Missouri lay pastor uses ‘borrowed time’ to help start rural church

By Tobin Perry

CHULA, Mo. (BP) – John Parks’ niece has a name for him – cat of nine lives. To look back at his last decade, one would have to agree.

About 12 years ago, Parks had a heart attack, then a cancer diagnosis. In 2020, he was in the hospital for months with COVID-19. Not long after his recovery, doctors told him the cancer had returned. This time it was malignant. The prognosis wasn’t good. Half of those with a similar diagnosis die within a year. Usually, the other half die within the following year.

But Parks is still here and serving Jesus in the process.

“God isn’t done with me yet,” Parks said. “I’m definitely living on borrowed time. I only have so much time and so much I believe God wants me to do.”

John Parks, a lay pastor with Calvary Baptist Church in Chillicothe, Missouri, preaches to the congregation in nearby Chula. Calvary Baptist is replanting the church in Chula after Chula Baptist Church had to close its doors. Parks began coordinating the ministry in Chula after Calvary Baptist, his home church, took on the work of replanting a church that will serve Chula’s population of 200 people. Photo submitted

One of those assignments from God is in the small town where he spent his teenage years. For the past five years, Parks has worked with Calvary Baptist, his home church in Chillicothe, Missouri, to engage the 200 or so people of Chula, located about 12 miles to the northeast, with the good news about Jesus.

Parks, a railroad worker, and Navy sailor, is the one who makes sure everything runs smoothly for Calvary’s ministry in Chula. He coordinates the preachers and musicians for the weekly worship service. He also serves as one of the volunteer lay preachers, teaching the Bible every few weeks in Chula worship services. In addition, he helps coordinate the Thursday night meal and Bible studies held in the school in Chula.

Each year, hundreds of churches are forced to close their doors, and Southern Baptists are eager to come alongside congregations at risk to help them find vitality again. A replant now underway in Chula provides an excellent example of how one average-sized church can enter the work of serving dying churches so that the Gospel can again be proclaimed in communities throughout North America.Calvary started worship services at the public school in Chula during the fall of 2022. In September 2023, the church began meeting at a building that once held Chula Baptist Church, which closed in 2020. Most weeks, 20 to 25 people attend.

“It’s a miracle he’s still with us,” said Jon Davis, who has served as Calvary’s senior pastor since 2016. “When John presents the message, it’s usually more of a devotional thought, but that works great for this context. In a rural context, the key is he’s connecting with people. They love him, and he loves them.”

While preaching was new to Parks, he had experience teaching Sunday School and speaking in churches with Gideons International.

“The thing I like about preaching is that I have a questioning mind,” said Parks, who has worked as a school bus driver in retirement. “I’m not content with just reading the Word. I want to look into what was happening at the time. I don’t just do a cursory view of the Scriptures. I’m not reading it like you would a novel. I’m looking at it more deeply. I think it has helped my spiritual growth.”

Calvary Baptist Church in Chillicothe, Missouri, is currently holding worship services in their gymnasium while their sanctuary is being repaired. The work taking place on their own campus has not prevented them from helping to replant a church in the nearby town of Chula. Calvary averages 120 people on Sunday mornings and serves as example of a normative-sized congregation that’s helping to replant a dying church. Photo submitted

Lay preachers like Parks are an important part of Calvary’s strategy to re-ignite a Gospel witness in Chula. With Calvary’s attendance of 120 to 130 people per week and a three-person ministry staff, the lay preaching schedule helps to ensure the Chula ministry doesn’t take away from Calvary’s work in Chillicothe.

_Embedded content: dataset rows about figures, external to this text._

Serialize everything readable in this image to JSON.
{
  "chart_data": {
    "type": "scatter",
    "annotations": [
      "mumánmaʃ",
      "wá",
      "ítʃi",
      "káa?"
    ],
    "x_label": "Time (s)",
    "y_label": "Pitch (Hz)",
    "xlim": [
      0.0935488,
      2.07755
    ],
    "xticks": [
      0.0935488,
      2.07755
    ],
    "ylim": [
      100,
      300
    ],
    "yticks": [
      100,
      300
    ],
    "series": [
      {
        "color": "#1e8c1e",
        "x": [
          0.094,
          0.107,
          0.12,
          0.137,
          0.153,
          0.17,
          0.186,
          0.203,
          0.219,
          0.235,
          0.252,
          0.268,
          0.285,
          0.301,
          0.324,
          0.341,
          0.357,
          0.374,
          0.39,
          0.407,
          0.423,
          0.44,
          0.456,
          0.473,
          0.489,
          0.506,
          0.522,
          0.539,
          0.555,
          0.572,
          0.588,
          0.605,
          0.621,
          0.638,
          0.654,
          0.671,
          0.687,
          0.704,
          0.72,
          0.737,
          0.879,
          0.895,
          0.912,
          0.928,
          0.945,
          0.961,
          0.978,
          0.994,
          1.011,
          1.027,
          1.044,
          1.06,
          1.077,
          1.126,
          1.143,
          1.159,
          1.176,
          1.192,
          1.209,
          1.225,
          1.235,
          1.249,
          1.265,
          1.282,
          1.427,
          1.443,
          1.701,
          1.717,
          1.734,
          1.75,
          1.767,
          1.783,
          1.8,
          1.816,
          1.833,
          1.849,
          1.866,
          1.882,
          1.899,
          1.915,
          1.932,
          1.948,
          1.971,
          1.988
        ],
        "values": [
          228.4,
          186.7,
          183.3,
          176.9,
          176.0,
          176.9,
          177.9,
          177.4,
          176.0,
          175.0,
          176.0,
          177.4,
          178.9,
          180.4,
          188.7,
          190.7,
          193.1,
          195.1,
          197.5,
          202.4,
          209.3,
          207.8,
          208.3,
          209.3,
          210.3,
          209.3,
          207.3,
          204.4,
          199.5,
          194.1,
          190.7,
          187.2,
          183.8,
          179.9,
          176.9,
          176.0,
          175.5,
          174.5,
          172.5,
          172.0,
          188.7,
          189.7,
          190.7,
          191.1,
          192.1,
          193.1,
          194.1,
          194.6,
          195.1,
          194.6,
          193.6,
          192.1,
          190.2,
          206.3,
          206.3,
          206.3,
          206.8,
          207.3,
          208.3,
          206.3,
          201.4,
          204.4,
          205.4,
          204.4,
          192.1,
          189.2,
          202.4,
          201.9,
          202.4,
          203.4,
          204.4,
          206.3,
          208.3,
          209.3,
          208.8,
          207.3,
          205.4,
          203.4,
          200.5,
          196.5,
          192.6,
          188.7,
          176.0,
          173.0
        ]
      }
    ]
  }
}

“My intent would be that over the next couple of years they get solidified,” Davis said. “Chula has a core group of 20 to 25 people there now on Sunday morning. Once they call a pastor, and he’s able to intentionally do ministry with our mission support, I think I think you’ll see some more good things happen in Chula.”

The Chula preaching team has remained fluid over the last 18 months. Retired preachers, seminary students, as well as lay preachers without a seminary degree, such as Parks, have all been a part of the work. Keith Corrick, the associational missions strategist for the Linn-Livingston Baptist Association, led the lay preachers through sermon preparation training. Davis has also mentored the lay preachers.

Parks is working with the Chula core group to develop church bylaws and a constitution as they work toward incorporation for Chula Community Church. Parks recently walked through the Baptist Faith and Message 2000 with the core group.

“As soon as we get the bylaws written, then we can incorporate, and then we can actually hire a full-time minister,” Parks said. “That’ll provide some continuity in the program. I have stage four cancer. I don’t want to leave this ministry, but I’m just as happy being a Sunday School teacher for these kids.”

Published February 21, 2024

Tobin Perry

Tobin Perry writes for Baptist Press.